In a video message yesterday she appealed to the near 20% of voters who backed eurosceptic leftist Jean-Luc Melenchon in the first round to “block” Macron, saying his pro-business programme was “diametrically opposed” to leftist ideals.
“Let’s put our quarrels and divergences to one side,” she said in the message, calling Macron the choice of the “oligarchy”.
Melenchon has refused to explicitly endorse the liberal Macron, breaking with France’s “republican front” tradition of the big parties coming together to bar the FN at the gates of power.
An Odoxa poll yesterday showed 40% of Melenchon’s supporters would back Macron, 41% would abstain and 19% would vote for Le Pen.
Melenchon’s spokesman Alexis Corbiere rebuffed Le Pen’s advances, telling supporters: “Not one vote should go to the National Front.”
Le Pen has presented the battle as a “David versus Goliath” contest between “patriots and globalists”.

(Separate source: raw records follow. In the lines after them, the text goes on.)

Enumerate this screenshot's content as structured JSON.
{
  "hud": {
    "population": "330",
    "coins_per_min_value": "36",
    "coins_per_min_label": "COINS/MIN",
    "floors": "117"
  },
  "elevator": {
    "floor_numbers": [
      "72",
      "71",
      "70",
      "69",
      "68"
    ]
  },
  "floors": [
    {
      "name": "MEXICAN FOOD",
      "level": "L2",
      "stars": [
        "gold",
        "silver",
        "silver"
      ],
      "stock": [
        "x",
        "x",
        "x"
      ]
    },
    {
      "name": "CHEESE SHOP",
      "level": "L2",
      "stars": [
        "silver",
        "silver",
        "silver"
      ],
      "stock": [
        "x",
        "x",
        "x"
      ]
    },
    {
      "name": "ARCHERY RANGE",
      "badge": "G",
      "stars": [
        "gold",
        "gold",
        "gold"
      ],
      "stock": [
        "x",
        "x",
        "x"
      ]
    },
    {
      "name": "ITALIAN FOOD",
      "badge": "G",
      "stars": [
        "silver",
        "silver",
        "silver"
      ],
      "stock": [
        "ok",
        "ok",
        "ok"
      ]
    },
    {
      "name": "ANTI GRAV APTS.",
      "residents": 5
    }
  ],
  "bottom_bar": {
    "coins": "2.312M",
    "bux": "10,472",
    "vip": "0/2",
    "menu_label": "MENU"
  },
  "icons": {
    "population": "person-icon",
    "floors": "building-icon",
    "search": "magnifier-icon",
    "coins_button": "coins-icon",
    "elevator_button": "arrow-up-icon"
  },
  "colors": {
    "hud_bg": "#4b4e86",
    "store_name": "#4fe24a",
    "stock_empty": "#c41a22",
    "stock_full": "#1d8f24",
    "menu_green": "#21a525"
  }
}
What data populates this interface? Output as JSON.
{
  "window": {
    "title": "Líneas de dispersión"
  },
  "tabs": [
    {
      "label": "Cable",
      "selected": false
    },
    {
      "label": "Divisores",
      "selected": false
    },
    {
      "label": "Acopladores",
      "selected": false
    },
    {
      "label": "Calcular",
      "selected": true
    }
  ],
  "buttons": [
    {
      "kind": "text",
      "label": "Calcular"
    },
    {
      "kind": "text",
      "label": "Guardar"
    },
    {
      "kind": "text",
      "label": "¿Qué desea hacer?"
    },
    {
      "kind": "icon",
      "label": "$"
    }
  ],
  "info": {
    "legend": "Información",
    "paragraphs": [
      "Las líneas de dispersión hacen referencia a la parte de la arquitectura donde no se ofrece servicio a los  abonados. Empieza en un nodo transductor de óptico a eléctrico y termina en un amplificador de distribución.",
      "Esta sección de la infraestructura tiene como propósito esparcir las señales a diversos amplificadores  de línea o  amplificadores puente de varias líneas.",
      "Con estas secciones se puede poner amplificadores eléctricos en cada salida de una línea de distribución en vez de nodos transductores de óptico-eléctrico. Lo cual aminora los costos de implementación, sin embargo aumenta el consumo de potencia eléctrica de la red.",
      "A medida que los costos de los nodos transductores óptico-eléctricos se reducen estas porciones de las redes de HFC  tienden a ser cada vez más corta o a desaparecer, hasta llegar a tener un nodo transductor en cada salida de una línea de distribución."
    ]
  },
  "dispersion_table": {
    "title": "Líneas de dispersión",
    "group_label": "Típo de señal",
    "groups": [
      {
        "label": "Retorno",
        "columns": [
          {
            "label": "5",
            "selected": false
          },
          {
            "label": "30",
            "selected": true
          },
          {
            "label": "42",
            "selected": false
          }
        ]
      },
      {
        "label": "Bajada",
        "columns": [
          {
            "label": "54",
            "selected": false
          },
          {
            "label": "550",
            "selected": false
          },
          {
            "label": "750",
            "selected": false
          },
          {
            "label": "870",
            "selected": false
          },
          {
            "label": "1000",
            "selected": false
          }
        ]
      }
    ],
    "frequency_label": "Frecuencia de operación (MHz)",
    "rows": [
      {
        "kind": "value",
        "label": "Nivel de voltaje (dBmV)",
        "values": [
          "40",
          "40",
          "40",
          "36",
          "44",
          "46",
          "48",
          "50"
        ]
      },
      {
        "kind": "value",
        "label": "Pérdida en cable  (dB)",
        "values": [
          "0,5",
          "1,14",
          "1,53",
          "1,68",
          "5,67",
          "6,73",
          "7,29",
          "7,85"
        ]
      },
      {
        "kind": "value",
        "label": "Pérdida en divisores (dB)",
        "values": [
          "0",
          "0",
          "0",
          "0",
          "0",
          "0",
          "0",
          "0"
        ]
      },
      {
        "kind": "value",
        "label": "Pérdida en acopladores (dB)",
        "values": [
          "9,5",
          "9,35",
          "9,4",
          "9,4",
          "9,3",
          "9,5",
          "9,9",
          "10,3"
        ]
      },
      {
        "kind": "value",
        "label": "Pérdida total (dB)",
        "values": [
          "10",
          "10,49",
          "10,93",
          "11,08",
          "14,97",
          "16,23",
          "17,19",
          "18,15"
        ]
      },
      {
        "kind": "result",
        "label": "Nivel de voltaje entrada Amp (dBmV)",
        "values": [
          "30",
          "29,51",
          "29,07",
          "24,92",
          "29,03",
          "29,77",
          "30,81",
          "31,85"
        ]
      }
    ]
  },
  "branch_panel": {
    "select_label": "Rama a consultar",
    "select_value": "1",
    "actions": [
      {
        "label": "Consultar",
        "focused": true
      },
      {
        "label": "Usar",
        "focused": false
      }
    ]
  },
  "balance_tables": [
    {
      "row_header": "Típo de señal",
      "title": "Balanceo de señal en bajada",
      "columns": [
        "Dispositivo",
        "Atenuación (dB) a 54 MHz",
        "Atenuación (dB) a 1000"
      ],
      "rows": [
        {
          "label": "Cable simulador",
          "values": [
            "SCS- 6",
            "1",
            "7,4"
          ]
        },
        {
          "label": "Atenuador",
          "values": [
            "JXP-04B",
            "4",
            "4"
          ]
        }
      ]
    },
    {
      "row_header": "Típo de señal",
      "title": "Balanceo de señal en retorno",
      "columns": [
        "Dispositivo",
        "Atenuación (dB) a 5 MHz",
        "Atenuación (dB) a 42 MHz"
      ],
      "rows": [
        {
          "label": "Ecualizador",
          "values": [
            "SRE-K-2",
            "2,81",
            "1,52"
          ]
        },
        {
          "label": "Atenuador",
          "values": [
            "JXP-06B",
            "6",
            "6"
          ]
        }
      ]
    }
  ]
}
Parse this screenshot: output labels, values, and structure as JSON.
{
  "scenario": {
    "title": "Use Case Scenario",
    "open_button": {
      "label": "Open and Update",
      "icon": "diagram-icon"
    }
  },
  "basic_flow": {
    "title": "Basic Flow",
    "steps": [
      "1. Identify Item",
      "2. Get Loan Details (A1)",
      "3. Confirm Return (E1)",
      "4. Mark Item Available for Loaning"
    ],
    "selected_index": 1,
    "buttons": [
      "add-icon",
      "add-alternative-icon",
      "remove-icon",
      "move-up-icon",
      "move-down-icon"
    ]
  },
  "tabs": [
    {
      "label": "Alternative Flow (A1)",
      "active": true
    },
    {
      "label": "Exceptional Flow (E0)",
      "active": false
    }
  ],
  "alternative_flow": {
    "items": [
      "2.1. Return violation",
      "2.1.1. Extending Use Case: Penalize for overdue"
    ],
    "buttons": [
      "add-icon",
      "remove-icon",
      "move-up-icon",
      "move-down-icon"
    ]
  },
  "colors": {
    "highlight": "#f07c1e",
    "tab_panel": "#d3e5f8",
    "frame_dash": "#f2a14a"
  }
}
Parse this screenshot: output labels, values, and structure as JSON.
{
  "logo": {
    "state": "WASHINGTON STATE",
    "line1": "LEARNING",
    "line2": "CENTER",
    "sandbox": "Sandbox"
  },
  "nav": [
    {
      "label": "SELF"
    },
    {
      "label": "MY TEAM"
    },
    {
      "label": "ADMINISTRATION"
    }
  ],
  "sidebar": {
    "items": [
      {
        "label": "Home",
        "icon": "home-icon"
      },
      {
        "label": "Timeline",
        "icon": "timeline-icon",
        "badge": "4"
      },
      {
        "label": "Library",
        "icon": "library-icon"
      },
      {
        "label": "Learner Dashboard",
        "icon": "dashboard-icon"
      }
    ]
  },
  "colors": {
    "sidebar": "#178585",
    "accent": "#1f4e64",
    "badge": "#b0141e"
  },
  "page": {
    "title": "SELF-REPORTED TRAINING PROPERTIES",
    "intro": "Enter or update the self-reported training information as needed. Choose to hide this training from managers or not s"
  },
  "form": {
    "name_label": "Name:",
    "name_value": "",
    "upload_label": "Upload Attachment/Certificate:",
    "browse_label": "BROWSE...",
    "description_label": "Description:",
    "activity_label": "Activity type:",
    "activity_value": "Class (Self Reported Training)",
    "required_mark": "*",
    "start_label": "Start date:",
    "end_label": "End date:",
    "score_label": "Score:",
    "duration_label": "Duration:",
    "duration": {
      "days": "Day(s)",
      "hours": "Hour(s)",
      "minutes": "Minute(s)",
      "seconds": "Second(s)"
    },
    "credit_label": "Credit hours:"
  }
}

But as Macron visited a village where Nazi troops massacred 642 people during World War II, Le Pen’s team attempted to shrug off the latest in a long line of controversies over remarks by party officials about the Holocaust.
Jalkh is accused of praising the work of convicted Holocaust denier Robert Faurisson in an interview for a 2005 article in a French academic journal.
“What I’m saying, and what really surprised me, in the work of a genuine negationist or revisionist ... is the well-worked, rigorous nature of the argument put forward,” Jalkh, 59, was quoted in the article as saying.
“We condemn this type of remark and he denies (making) them,” the FN’s Aliot said.
Le Pen has sought to purge the FN of the anti-Semitism that was its trademark under her father, FN co-founder Jean-Marie Le Pen.
In 2015 she booted her father out of the party for repeatedly calling the Holocaust a “detail” of history but this month was herself criticised for saying that France bore no responsibility for the round-up and deportation of French Jews during the war.
Macron has warned that a vote for Le Pen – who wants to build up France’s borders, take France out of the eurozone, and hold a referendum on France’s EU membership – could lead to conflict.
“To not remember is to repeat the mistakes of history,” he said during a visit to the village of Oradour-sur-Glane, the site of the worst Nazi atrocity in France.
Macron and Le Pen, both of whom campaigned as political outsiders, swept aside the candidates of the mainstream left and right in the April 23 first round.
Le Pen followed in the footsteps of her father who also made it through to the presidential run-off in 2002.
His qualification triggered an outcry, with voters rallying en masse behind his opponent, conservative Jacques Chirac in the run-off.